C{T}<:MyAbstractType{T} asserts the subtype has 1 shared type parameter to specify, which is not true in general. It’s possible for subtypes to have fewer or more type parameters than a supertype:

struct A <: MyAbstractType{Int} end
struct B{U,V} <: MyAbstractType{V} end

A doesn’t share MyAbstractType’s parameter and isn’t even parametric, so while T could be assigned Int, there is no reasonable parametric type to assign C. Do we introduce a frequent source of UndefVarError for static parameters, or do we try to exclude A from dispatching to this method without breaking method specificity somehow? B has 2 parameters, and even if we match the obvious supertype parameter to the subtype by the name V within the definition, do we assign C to B requiring 2 input parameters or a partially specified B subtype to replace T? These don’t have satisfying or intuitive answers, especially when we generalize to the supertype having >1 type parameter. Static parameters represent entire types ::T or type parameters ::Vector{T}, not an unknown parametric type ::T{Int}.
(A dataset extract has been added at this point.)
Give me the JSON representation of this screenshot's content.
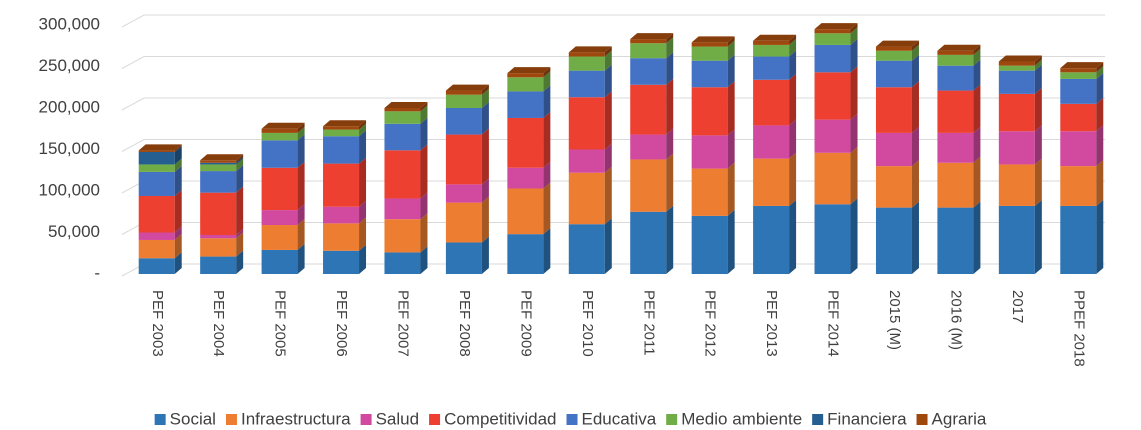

That said, you’re not out of options. With the allowed ::Type{C} and C<:MyAbstractType{T}, a helper function like _stripparameter(::Type{<:MyType}) = MyType can map the concrete type C to whichever iterated union you prefer. That looks like ridiculous boilerplate, but you’d need nontrivial decisions for A or B.

Thanks! So essentially I need to make a convention that all subtypes are parametrised in the same way and then add additional helper function.